MIDLAND CITY, Ala. (AP) — An Alabama family celebrated the rescue of a 5-year-old held hostage for a week in an underground bunker as authorities painstakingly checked for bombs on the abductor's property Tuesday, a day after a police raid left the man dead.
The FBI and other law enforcement officials left plenty of questions open about how they made the call to rush in and what happened inside the closet-sized hideout on the rural property, where the boy had been held by Jimmy Lee Dykes. But relatives said there was no question about the relief they feel.
"If I could, I would do cartwheels all the way down the road," the boy's great-aunt, Debra Cook, told ABC's Good Morning America on Tuesday — a day before the boy's 6th birthday. "We'd all been walking around in a fog."

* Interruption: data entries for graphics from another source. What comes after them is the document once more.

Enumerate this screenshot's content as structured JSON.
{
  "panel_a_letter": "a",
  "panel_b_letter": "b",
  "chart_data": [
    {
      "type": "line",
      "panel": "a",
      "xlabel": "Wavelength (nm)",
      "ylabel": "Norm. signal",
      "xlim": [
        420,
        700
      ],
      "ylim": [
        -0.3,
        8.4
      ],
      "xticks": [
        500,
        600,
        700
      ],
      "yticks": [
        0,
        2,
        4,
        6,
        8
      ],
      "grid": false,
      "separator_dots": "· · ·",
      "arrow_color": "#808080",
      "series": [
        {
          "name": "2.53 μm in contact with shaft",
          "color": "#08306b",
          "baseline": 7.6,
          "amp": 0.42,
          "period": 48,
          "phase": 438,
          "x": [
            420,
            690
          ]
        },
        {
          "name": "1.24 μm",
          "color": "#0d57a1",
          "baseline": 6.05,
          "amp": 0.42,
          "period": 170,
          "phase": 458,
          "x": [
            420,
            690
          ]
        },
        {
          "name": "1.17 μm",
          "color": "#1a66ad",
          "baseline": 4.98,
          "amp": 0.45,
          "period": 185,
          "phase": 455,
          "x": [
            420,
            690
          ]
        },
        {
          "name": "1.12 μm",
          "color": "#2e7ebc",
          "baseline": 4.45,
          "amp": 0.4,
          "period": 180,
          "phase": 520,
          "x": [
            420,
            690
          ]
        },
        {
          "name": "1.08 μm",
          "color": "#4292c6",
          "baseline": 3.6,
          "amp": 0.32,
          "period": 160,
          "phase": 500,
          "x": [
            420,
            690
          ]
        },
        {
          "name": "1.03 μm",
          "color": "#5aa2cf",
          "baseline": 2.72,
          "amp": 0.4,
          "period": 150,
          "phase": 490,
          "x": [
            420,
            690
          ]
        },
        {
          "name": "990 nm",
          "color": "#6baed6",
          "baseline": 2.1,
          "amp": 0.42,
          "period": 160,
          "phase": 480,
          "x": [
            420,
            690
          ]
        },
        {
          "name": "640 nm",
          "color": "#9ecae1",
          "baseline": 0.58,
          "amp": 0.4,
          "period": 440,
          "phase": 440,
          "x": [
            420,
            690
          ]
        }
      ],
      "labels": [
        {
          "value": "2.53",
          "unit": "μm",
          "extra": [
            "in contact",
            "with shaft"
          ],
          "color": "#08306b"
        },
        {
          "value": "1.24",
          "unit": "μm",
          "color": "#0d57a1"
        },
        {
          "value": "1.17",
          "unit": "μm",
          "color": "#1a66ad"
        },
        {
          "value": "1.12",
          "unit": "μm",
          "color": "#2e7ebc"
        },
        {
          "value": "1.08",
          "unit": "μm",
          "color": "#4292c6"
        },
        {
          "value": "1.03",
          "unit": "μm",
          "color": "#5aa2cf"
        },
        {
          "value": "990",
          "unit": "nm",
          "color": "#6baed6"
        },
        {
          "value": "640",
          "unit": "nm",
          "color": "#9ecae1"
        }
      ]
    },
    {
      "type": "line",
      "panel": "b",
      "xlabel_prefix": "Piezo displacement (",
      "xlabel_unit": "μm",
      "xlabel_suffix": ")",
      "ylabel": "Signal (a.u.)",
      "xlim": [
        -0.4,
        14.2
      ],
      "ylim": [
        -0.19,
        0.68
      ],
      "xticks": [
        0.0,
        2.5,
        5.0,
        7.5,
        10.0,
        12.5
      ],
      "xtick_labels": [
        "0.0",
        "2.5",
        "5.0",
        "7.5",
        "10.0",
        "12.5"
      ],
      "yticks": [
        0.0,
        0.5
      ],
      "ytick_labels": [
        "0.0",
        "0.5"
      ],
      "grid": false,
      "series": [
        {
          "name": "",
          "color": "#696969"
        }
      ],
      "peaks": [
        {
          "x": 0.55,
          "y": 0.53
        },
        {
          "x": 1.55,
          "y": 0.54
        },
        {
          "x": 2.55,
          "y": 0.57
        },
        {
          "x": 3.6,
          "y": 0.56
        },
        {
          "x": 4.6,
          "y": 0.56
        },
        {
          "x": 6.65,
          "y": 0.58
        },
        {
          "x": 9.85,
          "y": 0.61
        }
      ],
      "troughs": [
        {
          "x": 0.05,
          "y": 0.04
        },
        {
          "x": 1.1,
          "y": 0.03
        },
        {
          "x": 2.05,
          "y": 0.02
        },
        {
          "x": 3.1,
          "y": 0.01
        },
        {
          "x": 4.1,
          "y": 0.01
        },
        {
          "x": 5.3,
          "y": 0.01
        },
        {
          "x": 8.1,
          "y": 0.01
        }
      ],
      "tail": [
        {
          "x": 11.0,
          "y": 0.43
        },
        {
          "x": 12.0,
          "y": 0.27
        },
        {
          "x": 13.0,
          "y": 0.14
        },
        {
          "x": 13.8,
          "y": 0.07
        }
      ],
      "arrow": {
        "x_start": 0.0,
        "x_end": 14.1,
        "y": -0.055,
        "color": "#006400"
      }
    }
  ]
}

She said the boy was happy and playing with his old toys, including a dinosaur. "He was having the biggest time," Cook said.
School officials said at a news conference Tuesday that they planned to have a party to celebrate the boy's birthday, which is Wednesday, though they had not yet set a date for the party. The celebration, likely at the high school football field, would also honor the memory of Charles Albert Poland Jr., the bus driver credited as a hero for his actions to keep nearly two dozen other children on the bus safe when Dykes boarded to abduct the boy.
Principal Phillip Parker said his colleagues were eagerly awaiting the boy's return, though he did not know when that would be.
"We'd love to have him back tomorrow," he said.
Parker stands at the entrance to the school every day as the children arrive, and described the boy as a friendly, energetic child who comes up, shakes his hand and then continues on into the school as if he's in a hurry.